Key lines from the film, meanwhile, pop up with applause-generating regularity, and the Under the Sea school dance sequence is recreated in all of its Chuck Berry-predicting glory. The new or changed aspects of the script work so well that they belie any complaints about what might be missing — and even at times make the story that much more enjoyable.
It is, in the end, a great deal of fun — right down to the video screen messages pre-show and during the intermission — which is exactly what it should be.

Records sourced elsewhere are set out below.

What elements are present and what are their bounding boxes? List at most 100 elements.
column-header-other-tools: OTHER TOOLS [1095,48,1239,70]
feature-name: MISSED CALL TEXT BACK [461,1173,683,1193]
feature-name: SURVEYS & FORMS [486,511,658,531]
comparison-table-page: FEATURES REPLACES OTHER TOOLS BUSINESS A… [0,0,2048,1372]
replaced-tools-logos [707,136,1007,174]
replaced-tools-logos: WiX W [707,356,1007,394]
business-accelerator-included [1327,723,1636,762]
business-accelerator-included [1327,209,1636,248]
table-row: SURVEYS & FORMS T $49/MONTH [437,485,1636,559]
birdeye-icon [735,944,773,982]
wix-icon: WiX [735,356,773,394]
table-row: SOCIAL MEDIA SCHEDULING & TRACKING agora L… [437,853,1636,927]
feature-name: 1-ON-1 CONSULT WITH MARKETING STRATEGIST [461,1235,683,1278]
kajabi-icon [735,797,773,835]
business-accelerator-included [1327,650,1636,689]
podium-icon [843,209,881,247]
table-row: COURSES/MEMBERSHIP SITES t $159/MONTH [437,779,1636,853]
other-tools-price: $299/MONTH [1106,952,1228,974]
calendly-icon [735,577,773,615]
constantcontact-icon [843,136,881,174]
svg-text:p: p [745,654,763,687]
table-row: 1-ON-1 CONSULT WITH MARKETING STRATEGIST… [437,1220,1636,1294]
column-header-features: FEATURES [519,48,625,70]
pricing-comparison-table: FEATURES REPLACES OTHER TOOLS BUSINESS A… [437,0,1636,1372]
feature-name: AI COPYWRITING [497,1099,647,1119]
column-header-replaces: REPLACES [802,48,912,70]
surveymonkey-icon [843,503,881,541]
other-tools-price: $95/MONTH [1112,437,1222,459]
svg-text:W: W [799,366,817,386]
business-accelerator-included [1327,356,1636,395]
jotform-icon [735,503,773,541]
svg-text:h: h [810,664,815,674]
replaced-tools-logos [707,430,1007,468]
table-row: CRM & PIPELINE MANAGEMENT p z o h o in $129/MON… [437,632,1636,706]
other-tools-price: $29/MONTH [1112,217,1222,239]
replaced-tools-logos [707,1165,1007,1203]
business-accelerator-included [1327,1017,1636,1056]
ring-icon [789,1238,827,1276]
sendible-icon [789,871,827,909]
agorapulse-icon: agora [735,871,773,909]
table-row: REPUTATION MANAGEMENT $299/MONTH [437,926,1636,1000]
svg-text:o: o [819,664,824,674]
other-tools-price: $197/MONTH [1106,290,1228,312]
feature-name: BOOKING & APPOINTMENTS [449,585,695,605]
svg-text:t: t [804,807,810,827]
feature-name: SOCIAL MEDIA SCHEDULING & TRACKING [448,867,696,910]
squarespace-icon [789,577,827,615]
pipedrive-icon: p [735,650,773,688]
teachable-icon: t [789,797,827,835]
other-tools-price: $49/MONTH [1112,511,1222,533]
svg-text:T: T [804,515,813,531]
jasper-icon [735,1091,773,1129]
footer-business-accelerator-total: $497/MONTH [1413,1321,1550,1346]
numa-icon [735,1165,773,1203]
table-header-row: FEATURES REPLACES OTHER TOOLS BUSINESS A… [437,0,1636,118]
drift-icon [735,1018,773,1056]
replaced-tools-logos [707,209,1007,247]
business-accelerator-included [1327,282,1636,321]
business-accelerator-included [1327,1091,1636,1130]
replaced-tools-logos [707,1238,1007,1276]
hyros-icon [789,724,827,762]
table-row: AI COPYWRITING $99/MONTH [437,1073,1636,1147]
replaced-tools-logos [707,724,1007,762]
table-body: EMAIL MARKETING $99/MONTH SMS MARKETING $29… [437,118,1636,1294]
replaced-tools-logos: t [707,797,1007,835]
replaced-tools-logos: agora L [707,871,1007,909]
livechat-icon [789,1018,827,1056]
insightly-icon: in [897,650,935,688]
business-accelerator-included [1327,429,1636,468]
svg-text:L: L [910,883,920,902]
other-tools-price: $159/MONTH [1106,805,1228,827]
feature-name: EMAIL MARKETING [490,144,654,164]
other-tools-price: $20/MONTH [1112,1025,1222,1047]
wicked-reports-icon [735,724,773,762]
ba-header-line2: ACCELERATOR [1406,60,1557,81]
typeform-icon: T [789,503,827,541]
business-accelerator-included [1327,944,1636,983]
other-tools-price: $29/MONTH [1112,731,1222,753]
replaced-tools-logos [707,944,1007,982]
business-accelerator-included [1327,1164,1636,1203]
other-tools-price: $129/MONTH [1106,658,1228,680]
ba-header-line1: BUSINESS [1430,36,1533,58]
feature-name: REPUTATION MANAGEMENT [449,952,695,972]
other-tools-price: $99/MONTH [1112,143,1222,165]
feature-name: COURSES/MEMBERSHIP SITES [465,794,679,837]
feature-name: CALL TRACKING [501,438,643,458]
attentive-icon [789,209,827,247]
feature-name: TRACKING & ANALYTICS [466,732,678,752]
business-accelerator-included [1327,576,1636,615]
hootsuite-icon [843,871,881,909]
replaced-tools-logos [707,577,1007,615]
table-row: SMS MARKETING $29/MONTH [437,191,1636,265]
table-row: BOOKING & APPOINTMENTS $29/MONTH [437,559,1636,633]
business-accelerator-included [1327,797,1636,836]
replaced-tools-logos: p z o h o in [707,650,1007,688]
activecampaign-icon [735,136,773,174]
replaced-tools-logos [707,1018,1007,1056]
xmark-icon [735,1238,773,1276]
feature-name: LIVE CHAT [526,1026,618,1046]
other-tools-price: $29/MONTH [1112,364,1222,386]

The performances are strong from top to bottom. Hallauer channels plenty of Michael J. Fox into his Marty, even looking the part — and, like Josefsberg, has the gift of opening his mouth wide enough that his moments of comic angst can be seen and felt in the top row of the balcony. Josefsberg, meanwhile, plays Doc a bit more like Beetlejuice than Christopher Lloyd but injects a bit more of a human touch into his film counterpart’s zany eccentricity.
A perhaps unexpected standout is Cartreze Tucker as future mayor Goldie Wilson, a character that’s given more real estate in the musical and nearly steals the show with his gospel-flavored “Gotta Start Somewhere.” Mike Bindeman nails Crispin Glover’s demeanor from the film but brings more physical comedy to the role, as did Jenny Dalrymple (an understudy for the show’s media night) as Marty’s future mom/seductress Lorraine Banes.
And Central Michigan University grad Nathaniel Hackmann brings the right amount of comedy to Biff Tannen — a role he created for the Broadway production — particularly in the slapstick of “The Hill Valley School Fight Song” and “Something About That Boy.”
All of that makes for a wholly enjoyable and even timeless kind of trip back, and forth, in time. And if you are a fan of those Huey Lewis tunes (“The Power of Love” and “Back in Time”), don’t leave during the bows; there’s no moment of this party that should be missed.
“Back to the Future” runs through Nov. 9 at the Detroit Opera House, 1526 Broadway St. 313-237-7454 or broadwayindetroit.com.